It could be “Carmageddon II,” and it’s coming to a major freeway near Los Angeles on the last weekend of April.
The question, as Southern Californians fire up their traffic apps, is whether this latest freeway shutdown — of a section of busy Interstate 5 through Burbank — might be subtitled “The Traffic Strikes Back.” Or, as transportation officials hope, “The Motorist Awakens (And Takes an Alternate Route.)”
The section of the major interstate connecting Los Angeles and San Francisco is scheduled to be closed for 36 hours in both directions starting at 3 p.m. April 25, a Saturday. If all goes as planned it will reopen at 3 a.m. April 27, just ahead of the Monday rush hour.
“This will be the largest freeway closure in Los Angeles since September 2012 when we closed Interstate 405 in both directions,” John Bulinski, the state Department of Transportation’s local director, said Thursday. He was referring to the 2012 event that came to be known widely as Carmageddon for fears it would cause traffic chaos.
In the end, the traffic jams that officials feared could have gridlocked the entire city that weekend never materialized as people got the word and stayed away.
That’s what officials were hoping will happen again when they scheduled a news conference Thursday on a hilltop parking lot in Burbank overlooking a section of Interstate 5 that, not surprisingly, was jammed with traffic.
“There is large potential to affect not only traffic in the Burbank area but in the greater Los Angeles area,” said Capt. Tai Vong of the California Highway Patrol. “So if you absolutely do not need to be on the I-5 Freeway in this area during the closure, please just stay away.
”We’ve been through this ... with Carmageddon,” Vong continued, noting how in 2012 the hundreds of thousands of people who normally use Interstate 405 every day just went elsewhere.
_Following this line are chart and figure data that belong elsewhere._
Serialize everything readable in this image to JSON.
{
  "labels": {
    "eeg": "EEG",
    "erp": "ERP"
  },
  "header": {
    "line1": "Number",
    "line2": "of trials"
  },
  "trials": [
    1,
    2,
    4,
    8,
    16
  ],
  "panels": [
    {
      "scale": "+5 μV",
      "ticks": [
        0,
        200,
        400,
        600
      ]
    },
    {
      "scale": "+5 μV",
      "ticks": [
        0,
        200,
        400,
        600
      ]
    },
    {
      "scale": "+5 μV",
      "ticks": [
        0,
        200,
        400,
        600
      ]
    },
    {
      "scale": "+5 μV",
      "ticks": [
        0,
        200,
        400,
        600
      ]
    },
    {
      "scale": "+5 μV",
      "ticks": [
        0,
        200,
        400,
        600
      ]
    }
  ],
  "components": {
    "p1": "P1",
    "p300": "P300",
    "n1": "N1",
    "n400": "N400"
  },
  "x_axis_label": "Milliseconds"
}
“And the mass traffic chaos everybody predicted never materialized.”
As Interstate 405 was, Interstate 5 is being closed as construction workers tear down a bridge so they can widen the freeway and add a pair of carpool lanes.
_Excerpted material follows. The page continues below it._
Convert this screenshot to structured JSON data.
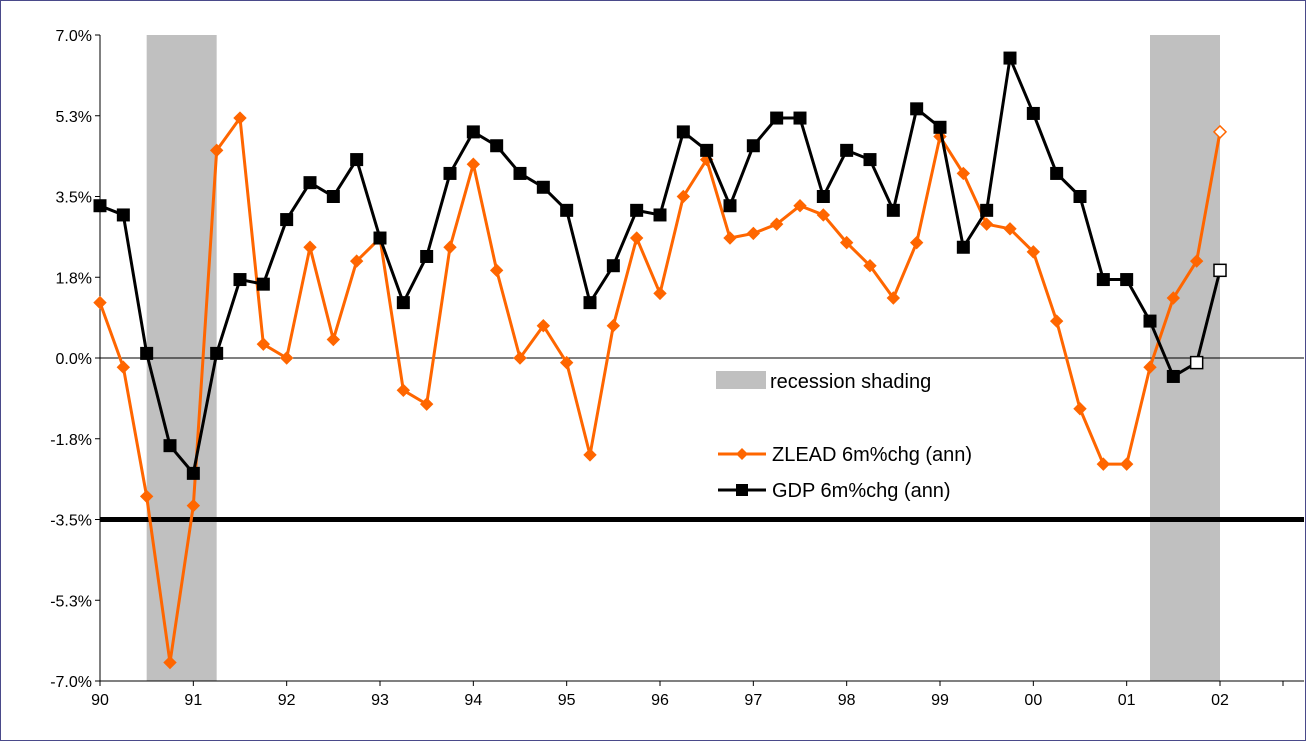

The $350 million project will provide 13 miles of continuous carpool lanes through a notoriously congested roadway that 230,000 vehicles traverse daily.
As they did in 2012, transit officials will be posting freeway signs 50 miles or more away warning people to exit the 5 before they get to Burbank. Officials rattled off a number of alternate routes that will get motorists around Burbank or even get them there, although it may take a little longer than usual.
If they don’t take the routes, officials say, they could end up backing up traffic so far it will block all of them, making it difficult to impossible to get to stores, hospitals and even the Hollywood Burbank Airport.
“We are a little concerned,” said Jay Desai, one of the managers of Bob’s Discount Furniture, which overlooks the section of freeway that will be closed. The store doesn’t plan to close, however, but is getting the word out to customers to take other ways in.
Edgar Sanchez, who washes windows in the area, says he’ll either stay away that weekend or plan another way in.
“It’s always best to plan ahead and find solutions rather than problems,” he said.